Why do you think competition won’t increase? Running a relay atm is basically a free service, there are no economic incentives to enter the market, especially since (as you mentioned) the current relays are offering rather competitive services.
To add to that question, in the early ePBS concepts being proposed, is there a meaningful economic incentive to be builder? My assumption was that there will be, but if that’s not the case then I would fully agree with you.
I personally don’t think any level of censorship is acceptable. With that said, this particular form of censorship imo is less an issue of censorship than a philosophical pricing of risk by block builders.
The censorship in question is really more a case of builders thinking that a lack of an arbitrary incentive for creating a block is not enough to cover the risk of processing those txs.
I have no data to back this up but something tells me if the censored users were to increase priority fees (or increase slippage for a swap, etc) by a meaningful amount, some bock producer would pick up their txs and include it expeditiously by potentially bypassing the mempool/relays all together.
I think it’s quite difficult to enforce, what some builders would likely consider, a set price of risk (via ILs) for processing certain txs. Social layer economics are a non-trivial aspect of our society and they’re the primary reason why certain goods and services are more expensive in some countries vs others.
eg) Alcohol is much more expensive in middle east countries where it’s banned than in Europe/North America. Conversely alchohol in certain canadian jurisdictions is also more expensive due to government monopolies on the ability to sell liquor, leading to an uncompetitive market which ultimately over prices alcohol compared to most places in the first world.
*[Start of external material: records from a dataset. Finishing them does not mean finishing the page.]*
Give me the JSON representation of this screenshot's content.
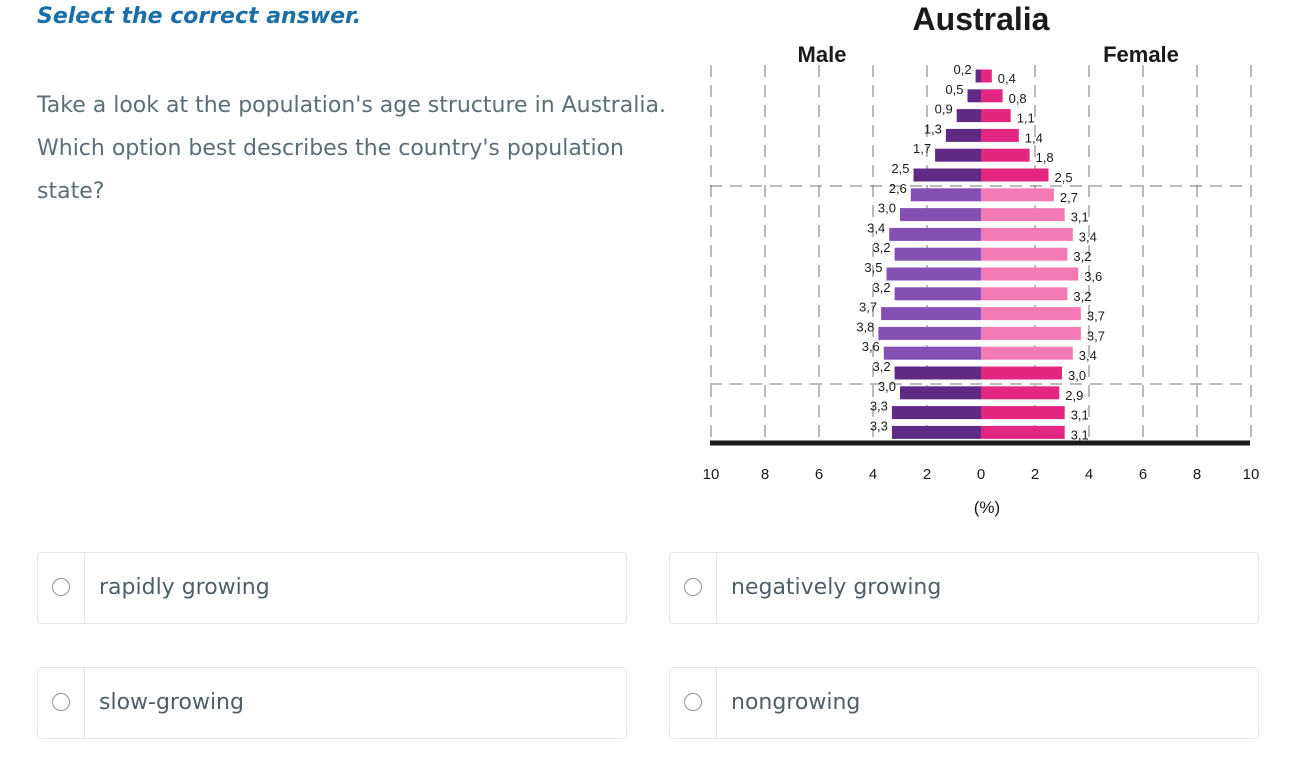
{
  "instruction": "Select the correct answer.",
  "question": "Take a look at the population's age structure in Australia. Which option best describes the country's population state?",
  "chart_data": {
    "type": "bar",
    "subtype": "population-pyramid",
    "title": "Australia",
    "left_label": "Male",
    "right_label": "Female",
    "xlabel": "(%)",
    "x_ticks": [
      "10",
      "8",
      "6",
      "4",
      "2",
      "0",
      "2",
      "4",
      "6",
      "8",
      "10"
    ],
    "xlim": [
      -10,
      10
    ],
    "grid": "dashed vertical lines; dashed horizontal lines separating age groups",
    "series": [
      {
        "name": "Male",
        "values": [
          0.2,
          0.5,
          0.9,
          1.3,
          1.7,
          2.5,
          2.6,
          3.0,
          3.4,
          3.2,
          3.5,
          3.2,
          3.7,
          3.8,
          3.6,
          3.2,
          3.0,
          3.3,
          3.3
        ],
        "labels": [
          "0,2",
          "0,5",
          "0,9",
          "1,3",
          "1,7",
          "2,5",
          "2,6",
          "3,0",
          "3,4",
          "3,2",
          "3,5",
          "3,2",
          "3,7",
          "3,8",
          "3,6",
          "3,2",
          "3,0",
          "3,3",
          "3,3"
        ]
      },
      {
        "name": "Female",
        "values": [
          0.4,
          0.8,
          1.1,
          1.4,
          1.8,
          2.5,
          2.7,
          3.1,
          3.4,
          3.2,
          3.6,
          3.2,
          3.7,
          3.7,
          3.4,
          3.0,
          2.9,
          3.1,
          3.1
        ],
        "labels": [
          "0,4",
          "0,8",
          "1,1",
          "1,4",
          "1,8",
          "2,5",
          "2,7",
          "3,1",
          "3,4",
          "3,2",
          "3,6",
          "3,2",
          "3,7",
          "3,7",
          "3,4",
          "3,0",
          "2,9",
          "3,1",
          "3,1"
        ]
      }
    ],
    "colors": {
      "male_dark": "#5e2a84",
      "male_light": "#8550b4",
      "female_dark": "#e3267f",
      "female_light": "#f47ab4"
    }
  },
  "options": [
    {
      "label": "rapidly growing"
    },
    {
      "label": "negatively growing"
    },
    {
      "label": "slow-growing"
    },
    {
      "label": "nongrowing"
    }
  ]
}
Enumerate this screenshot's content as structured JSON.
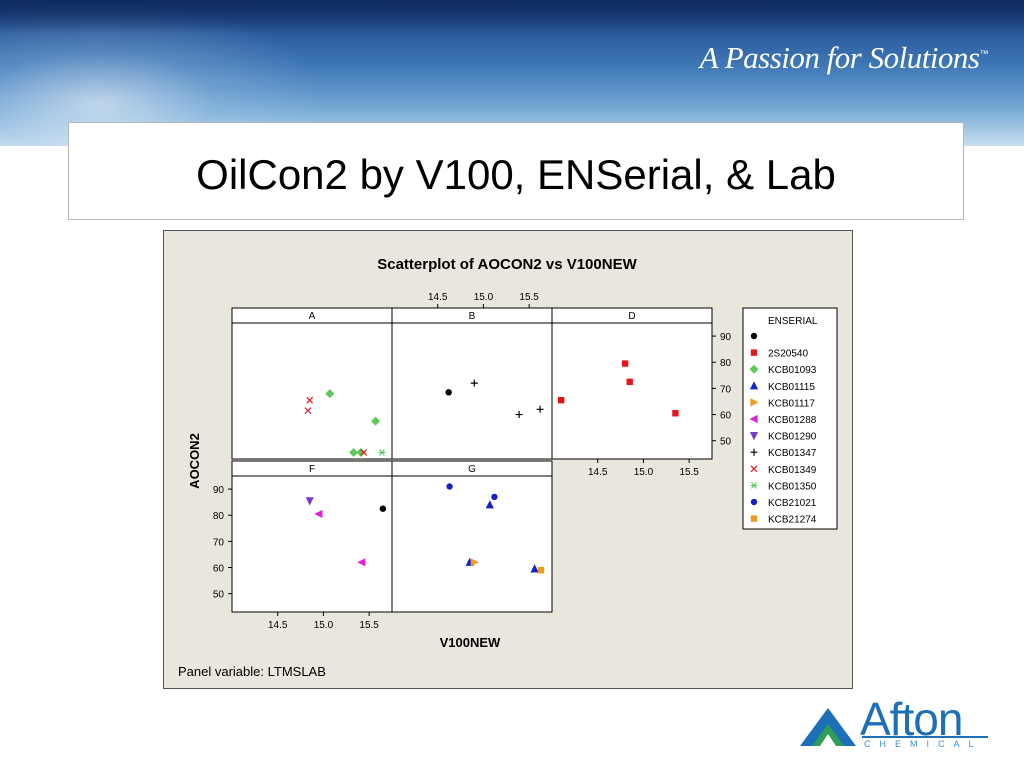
{
  "slide": {
    "tagline": "A Passion for Solutions",
    "tagline_mark": "™",
    "title": "OilCon2 by V100, ENSerial, & Lab",
    "logo": {
      "name": "Afton",
      "sub": "CHEMICAL"
    }
  },
  "chart_data": {
    "type": "scatter",
    "title": "Scatterplot of AOCON2 vs V100NEW",
    "xlabel": "V100NEW",
    "ylabel": "AOCON2",
    "footer": "Panel variable: LTMSLAB",
    "xlim": [
      14.0,
      15.75
    ],
    "ylim": [
      43,
      95
    ],
    "xticks": [
      14.5,
      15.0,
      15.5
    ],
    "yticks": [
      50,
      60,
      70,
      80,
      90
    ],
    "grid": false,
    "legend_position": "right",
    "legend_title": "ENSERIAL",
    "series": [
      {
        "name": "",
        "marker": "circle",
        "color": "#000000"
      },
      {
        "name": "2S20540",
        "marker": "square",
        "color": "#e8141c"
      },
      {
        "name": "KCB01093",
        "marker": "diamond",
        "color": "#5ec85a"
      },
      {
        "name": "KCB01115",
        "marker": "triangle-up",
        "color": "#1620c8"
      },
      {
        "name": "KCB01117",
        "marker": "triangle-right",
        "color": "#f29a1a"
      },
      {
        "name": "KCB01288",
        "marker": "triangle-left",
        "color": "#e020d8"
      },
      {
        "name": "KCB01290",
        "marker": "triangle-down",
        "color": "#7a3cc0"
      },
      {
        "name": "KCB01347",
        "marker": "plus",
        "color": "#000000"
      },
      {
        "name": "KCB01349",
        "marker": "x",
        "color": "#e8141c"
      },
      {
        "name": "KCB01350",
        "marker": "asterisk",
        "color": "#5ec85a"
      },
      {
        "name": "KCB21021",
        "marker": "circle",
        "color": "#1620c8"
      },
      {
        "name": "KCB21274",
        "marker": "square",
        "color": "#f29a1a"
      }
    ],
    "panels": [
      {
        "label": "A",
        "row": 0,
        "col": 0,
        "points": [
          {
            "s": 8,
            "x": 14.85,
            "y": 65.5
          },
          {
            "s": 8,
            "x": 14.83,
            "y": 61.5
          },
          {
            "s": 2,
            "x": 15.07,
            "y": 68
          },
          {
            "s": 2,
            "x": 15.57,
            "y": 57.5
          },
          {
            "s": 2,
            "x": 15.33,
            "y": 45.5
          },
          {
            "s": 2,
            "x": 15.41,
            "y": 45.5
          },
          {
            "s": 8,
            "x": 15.44,
            "y": 45.5
          },
          {
            "s": 9,
            "x": 15.64,
            "y": 45.5
          }
        ]
      },
      {
        "label": "B",
        "row": 0,
        "col": 1,
        "points": [
          {
            "s": 0,
            "x": 14.62,
            "y": 68.5
          },
          {
            "s": 7,
            "x": 14.9,
            "y": 72
          },
          {
            "s": 7,
            "x": 15.39,
            "y": 60
          },
          {
            "s": 7,
            "x": 15.62,
            "y": 62
          }
        ]
      },
      {
        "label": "D",
        "row": 0,
        "col": 2,
        "points": [
          {
            "s": 1,
            "x": 14.1,
            "y": 65.5
          },
          {
            "s": 1,
            "x": 14.8,
            "y": 79.5
          },
          {
            "s": 1,
            "x": 14.85,
            "y": 72.5
          },
          {
            "s": 1,
            "x": 15.35,
            "y": 60.5
          }
        ]
      },
      {
        "label": "F",
        "row": 1,
        "col": 0,
        "points": [
          {
            "s": 6,
            "x": 14.85,
            "y": 85.5
          },
          {
            "s": 5,
            "x": 14.95,
            "y": 80.5
          },
          {
            "s": 0,
            "x": 15.65,
            "y": 82.5
          },
          {
            "s": 5,
            "x": 15.42,
            "y": 62
          }
        ]
      },
      {
        "label": "G",
        "row": 1,
        "col": 1,
        "points": [
          {
            "s": 10,
            "x": 14.63,
            "y": 91
          },
          {
            "s": 10,
            "x": 15.12,
            "y": 87
          },
          {
            "s": 3,
            "x": 15.07,
            "y": 84
          },
          {
            "s": 3,
            "x": 14.85,
            "y": 62
          },
          {
            "s": 4,
            "x": 14.9,
            "y": 62
          },
          {
            "s": 3,
            "x": 15.56,
            "y": 59.5
          },
          {
            "s": 11,
            "x": 15.63,
            "y": 59
          }
        ]
      }
    ]
  }
}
Ultimately I think the concentration of relays makes for an environment where the risk of not censoring is priced too high and creates an environment which indirectly incentivizes censorship. Counteracting these effects requires more than a change in spec imo (which can easily be ignored). It really requires a fundamental change in the incentives to run a relay/be a builder, which equates to better competition.
I may need to brush up on what a post ePBS landscape looks like, but something tells me as long as builders (relays) have some economic incentive to participate, that competition is all but guaranteed to increase among actors. Especially considering the fact that there are like 3 relays atm. I just don’t see how it could possibly get more concentrated in the presence of incentives where it currently lacks.
To sum things up, I really wonder if the combination of the two points I made about lack of competition and the fair pricing of risk, will result in any meaningful change even in the face of ILs in a pre-ePBS world.